The championship

An eye test at the end of the day. The optician’s invite arrived last Friday at a moment I’d been struggling to see the screens so I booked the first reasonably practical appointment.  Fascinating to note that Specsavers is smart enough to send me a two year reminder, great enough to have an easy to use online booking tool but, somehow, still couldn’t link my appointment to my actual records (even after giving my date of birth and address when I arrived). In the end, the optician had to go searching for them when researching my prescription. 

It turns out that there is no change in my prescription, which is good. I did talk about difficulties I have when sat at my screens and a pair of “intermediate” glasses for working with were recommended. I will see how I get on with them. The biggest win of the appointment was getting my existing glasses tightened up so they don’t, quite as easily, fall off. And that was a free service. 

Wimbledon, the tennis championship, is up and running again. The big screen back in the centre of town had a good number of people sat watching.  I went home after my eye test but was back 60 minutes later as we were going to the cinema and there were still plenty of people sat or stood around watching a match. 

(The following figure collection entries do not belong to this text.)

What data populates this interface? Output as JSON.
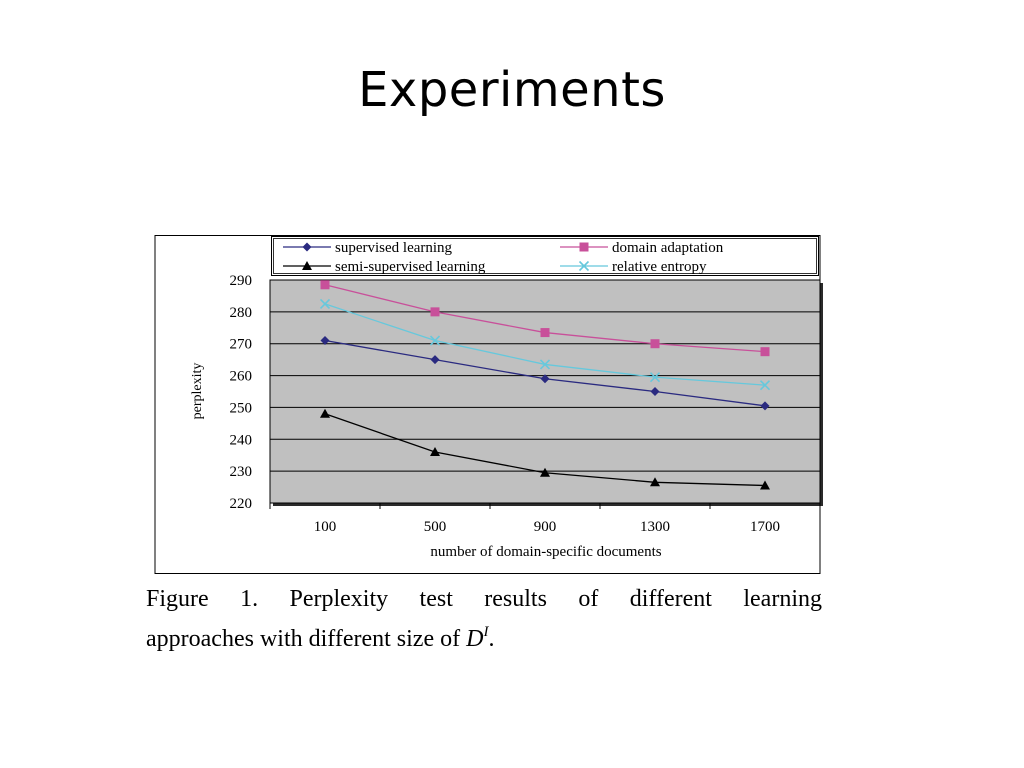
{
  "slide": {
    "title": "Experiments"
  },
  "caption": {
    "words_line1": [
      "Figure",
      "1.",
      "Perplexity",
      "test",
      "results",
      "of",
      "different",
      "learning"
    ],
    "line2_text": "approaches with different size of",
    "symbol_base": "D",
    "symbol_sup": "I",
    "line2_end": "."
  },
  "chart_data": {
    "type": "line",
    "categories": [
      "100",
      "500",
      "900",
      "1300",
      "1700"
    ],
    "xlabel": "number of domain-specific documents",
    "ylabel": "perplexity",
    "ylim": [
      220,
      290
    ],
    "yticks": [
      220,
      230,
      240,
      250,
      260,
      270,
      280,
      290
    ],
    "grid": true,
    "plot_background": "#c0c0c0",
    "legend_placement": "top",
    "series": [
      {
        "name": "supervised learning",
        "values": [
          271,
          265,
          259,
          255,
          250.5
        ],
        "color": "#2a2a80",
        "marker": "diamond"
      },
      {
        "name": "domain adaptation",
        "values": [
          288.5,
          280,
          273.5,
          270,
          267.5
        ],
        "color": "#c8509a",
        "marker": "square"
      },
      {
        "name": "semi-supervised learning",
        "values": [
          248,
          236,
          229.5,
          226.5,
          225.5
        ],
        "color": "#000000",
        "marker": "triangle"
      },
      {
        "name": "relative entropy",
        "values": [
          282.5,
          271,
          263.5,
          259.5,
          257
        ],
        "color": "#66c8dc",
        "marker": "x"
      }
    ]
  }
}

To the Odeon to see Wes Anderson’s Asteroid City.  I tend not to read reviews before see a movie. When I got home, I read both these delightful opposing reviews in The Guardian, 

Keemode: “Fans will doubtless be dazzled by its meticulous imitation-of-life-in-miniature visual aesthetic, yet I swithered between whimsical amusement, mild curiosity and outright irritation.”


Bradshaw: “The movie rattles cleverly and exhilaratingly along, adroitly absorbing the implications of pathos and loneliness without allowing itself to slow down. It is tempting to consider this savant blankness as some kind of symptom, but I really don’t think so: it is the expression of style. And what style it is.

It’s the first film we’ve been to see in the cinema for a long time. This is a pretty visual movie and benefited from the big screen. The colour palette is wonderful. The expansive desert appears huge and contrasted with the smallness of the town. I am not normally a fan of movies where the narrative/plot/story is almost unfathomable but this had just enough to keep me hooked while continually wondering what the message was and where it was going. I don’t know why I’d recommend it but I would. Perhaps, it’s so different from so much of what I watch (which can be pretty mindless) that it hooked me. It’s a delight.